I understand that in 2018-19 there was a 32.2% turnover in directly employed staff in the sector. Worse, among care workers the turnover was 39.5%. Further evidence of a lack of considered career progression is that half the workforce—excluding registered professionals —have no relevant social care qualifications, which seems to me a question not of money but of managerial grip and organisation, and of making the sector better managed.
Lastly, on the external reputation, one of the great advantages and developments of the pandemic is that people have begun to see how useful, worthwhile and attractive social care can be. People have begun to think about it. Long may that continue but, historically, we all must accept that its reputation has not been that good.
This is a system under acute stress, as many noble Lords have said. The danger of amendments such as these is that they will result in new arrivals, and that immigration will be used as a crutch to maintain what is close to being a broken system. I cannot believe that this is the right approach. More importantly, if the sector believes that it has a “get out of jail free” card, to use the inference that the Minister made when winding up at Second Reading, then there is no pressure on the sector to make any improvements or changes to how the businesses are run or operated, nor indeed is there any pressure on the Government to do likewise. We must find ways to improve the operational performance and the financial performance.

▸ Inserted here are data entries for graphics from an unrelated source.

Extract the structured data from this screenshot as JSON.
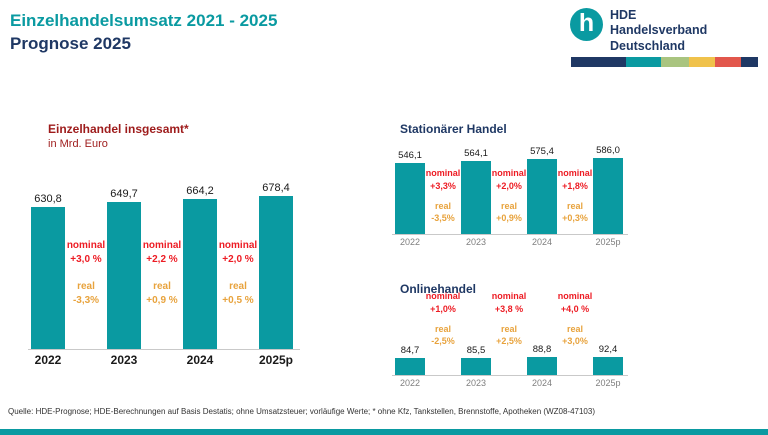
{
  "header": {
    "title_line1": "Einzelhandelsumsatz 2021 - 2025",
    "title_line2": "Prognose 2025",
    "logo": {
      "glyph": "h",
      "org_acronym": "HDE",
      "org_line1": "Handelsverband",
      "org_line2": "Deutschland"
    },
    "brand_strip_colors": [
      "#1f3864",
      "#0a9aa1",
      "#a9c47f",
      "#f0c24b",
      "#e2574c",
      "#1f3864"
    ]
  },
  "labels": {
    "nominal": "nominal",
    "real": "real"
  },
  "chart_data": [
    {
      "id": "einzelhandel-insgesamt",
      "type": "bar",
      "title": "Einzelhandel insgesamt*",
      "subtitle": "in Mrd. Euro",
      "categories": [
        "2022",
        "2023",
        "2024",
        "2025p"
      ],
      "values": [
        630.8,
        649.7,
        664.2,
        678.4
      ],
      "value_labels": [
        "630,8",
        "649,7",
        "664,2",
        "678,4"
      ],
      "ylim": [
        0,
        700
      ],
      "grid": false,
      "annotations": [
        {
          "nominal": "+3,0 %",
          "real": "-3,3%"
        },
        {
          "nominal": "+2,2 %",
          "real": "+0,9 %"
        },
        {
          "nominal": "+2,0 %",
          "real": "+0,5 %"
        }
      ]
    },
    {
      "id": "stationaerer-handel",
      "type": "bar",
      "title": "Stationärer Handel",
      "subtitle": "",
      "categories": [
        "2022",
        "2023",
        "2024",
        "2025p"
      ],
      "values": [
        546.1,
        564.1,
        575.4,
        586.0
      ],
      "value_labels": [
        "546,1",
        "564,1",
        "575,4",
        "586,0"
      ],
      "ylim": [
        0,
        600
      ],
      "grid": false,
      "annotations": [
        {
          "nominal": "+3,3%",
          "real": "-3,5%"
        },
        {
          "nominal": "+2,0%",
          "real": "+0,9%"
        },
        {
          "nominal": "+1,8%",
          "real": "+0,3%"
        }
      ]
    },
    {
      "id": "onlinehandel",
      "type": "bar",
      "title": "Onlinehandel",
      "subtitle": "",
      "categories": [
        "2022",
        "2023",
        "2024",
        "2025p"
      ],
      "values": [
        84.7,
        85.5,
        88.8,
        92.4
      ],
      "value_labels": [
        "84,7",
        "85,5",
        "88,8",
        "92,4"
      ],
      "ylim": [
        0,
        400
      ],
      "grid": false,
      "annotations": [
        {
          "nominal": "+1,0%",
          "real": "-2,5%"
        },
        {
          "nominal": "+3,8 %",
          "real": "+2,5%"
        },
        {
          "nominal": "+4,0 %",
          "real": "+3,0%"
        }
      ]
    }
  ],
  "colors": {
    "teal": "#0a9aa1",
    "navy": "#1f3864",
    "dark_red": "#9e1b1b",
    "nominal_red": "#ed1c24",
    "real_orange": "#e8a33d"
  },
  "footer": {
    "source": "Quelle: HDE-Prognose; HDE-Berechnungen auf Basis Destatis; ohne Umsatzsteuer; vorläufige Werte; * ohne Kfz, Tankstellen, Brennstoffe, Apotheken (WZ08-47103)"
  }
}
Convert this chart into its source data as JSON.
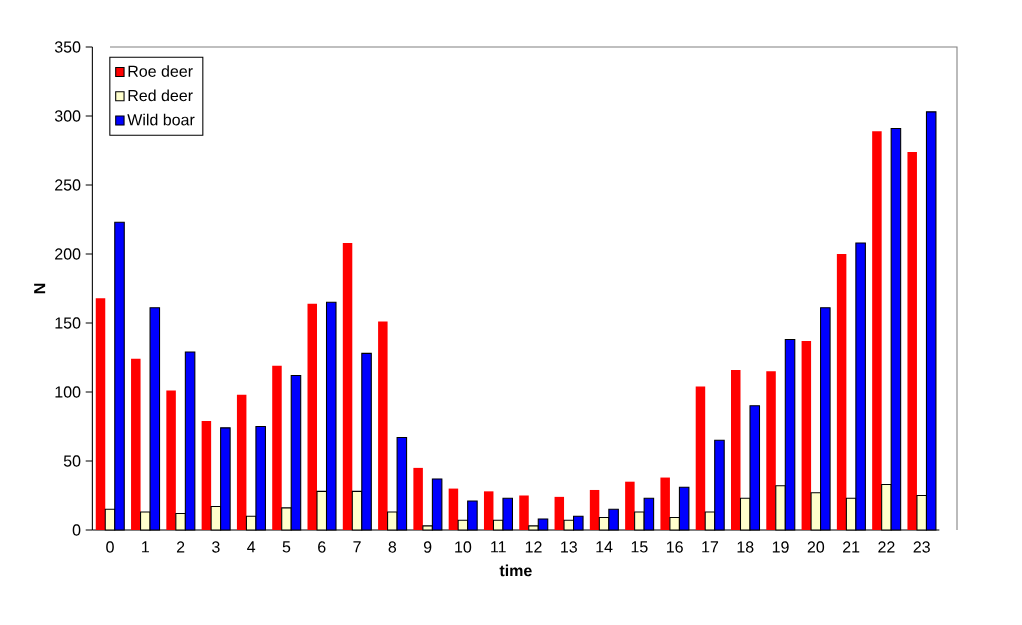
{
  "chart_data": {
    "type": "bar",
    "xlabel": "time",
    "ylabel": "N",
    "categories": [
      "0",
      "1",
      "2",
      "3",
      "4",
      "5",
      "6",
      "7",
      "8",
      "9",
      "10",
      "11",
      "12",
      "13",
      "14",
      "15",
      "16",
      "17",
      "18",
      "19",
      "20",
      "21",
      "22",
      "23"
    ],
    "series": [
      {
        "name": "Roe deer",
        "color": "#ff0000",
        "values": [
          168,
          124,
          101,
          79,
          98,
          119,
          164,
          208,
          151,
          45,
          30,
          28,
          25,
          24,
          29,
          35,
          38,
          104,
          116,
          115,
          137,
          200,
          289,
          274
        ]
      },
      {
        "name": "Red deer",
        "color": "#ffffcc",
        "values": [
          15,
          13,
          12,
          17,
          10,
          16,
          28,
          28,
          13,
          3,
          7,
          7,
          3,
          7,
          9,
          13,
          9,
          13,
          23,
          32,
          27,
          23,
          33,
          25
        ]
      },
      {
        "name": "Wild boar",
        "color": "#0000ff",
        "values": [
          223,
          161,
          129,
          74,
          75,
          112,
          165,
          128,
          67,
          37,
          21,
          23,
          8,
          10,
          15,
          23,
          31,
          65,
          90,
          138,
          161,
          208,
          291,
          303
        ]
      }
    ],
    "ylim": [
      0,
      350
    ],
    "yticks": [
      0,
      50,
      100,
      150,
      200,
      250,
      300,
      350
    ],
    "grid": false,
    "legend": "top left"
  }
}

I have two final points. First, on the issue of morality, referred to by my noble friend Lord Lilley, the noble Baronesses, Lady Barker and Lady Meacher, and the noble Lord, Lord Patel, recruitment in this area is a zero-sum game. What we have, other people lose. Maybe one could say that within the EU there is sufficient prosperity for us not to worry about it, but the noble Lord, Lord Patel, mentioned the wider recruitment. This is a very serious issue. We must look ourselves in the mirror and decide whether it is right and fair for us to be recruiting doctors, nurses and care workers from less- developed countries. It may be serious within the EU, but it certainly is serious around the world.
I will give just one example. When the Ebola virus struck Sierra Leone, there were 136 doctors there, one for every 45,000 people; in this country, the equivalent figure is one for every 300 people. At that time, there were 27 Sierra Leone doctors working in the NHS. If we had not employed those people, we could have given a 20% boost to Sierra Leone’s health facilities. It is not the answer but when we set out our stall for the future we must consider our attitude towards the less developed world, and whether we will, as the noble Baroness, Lady Barker, said, take ourselves out of the international market for health and social care workers.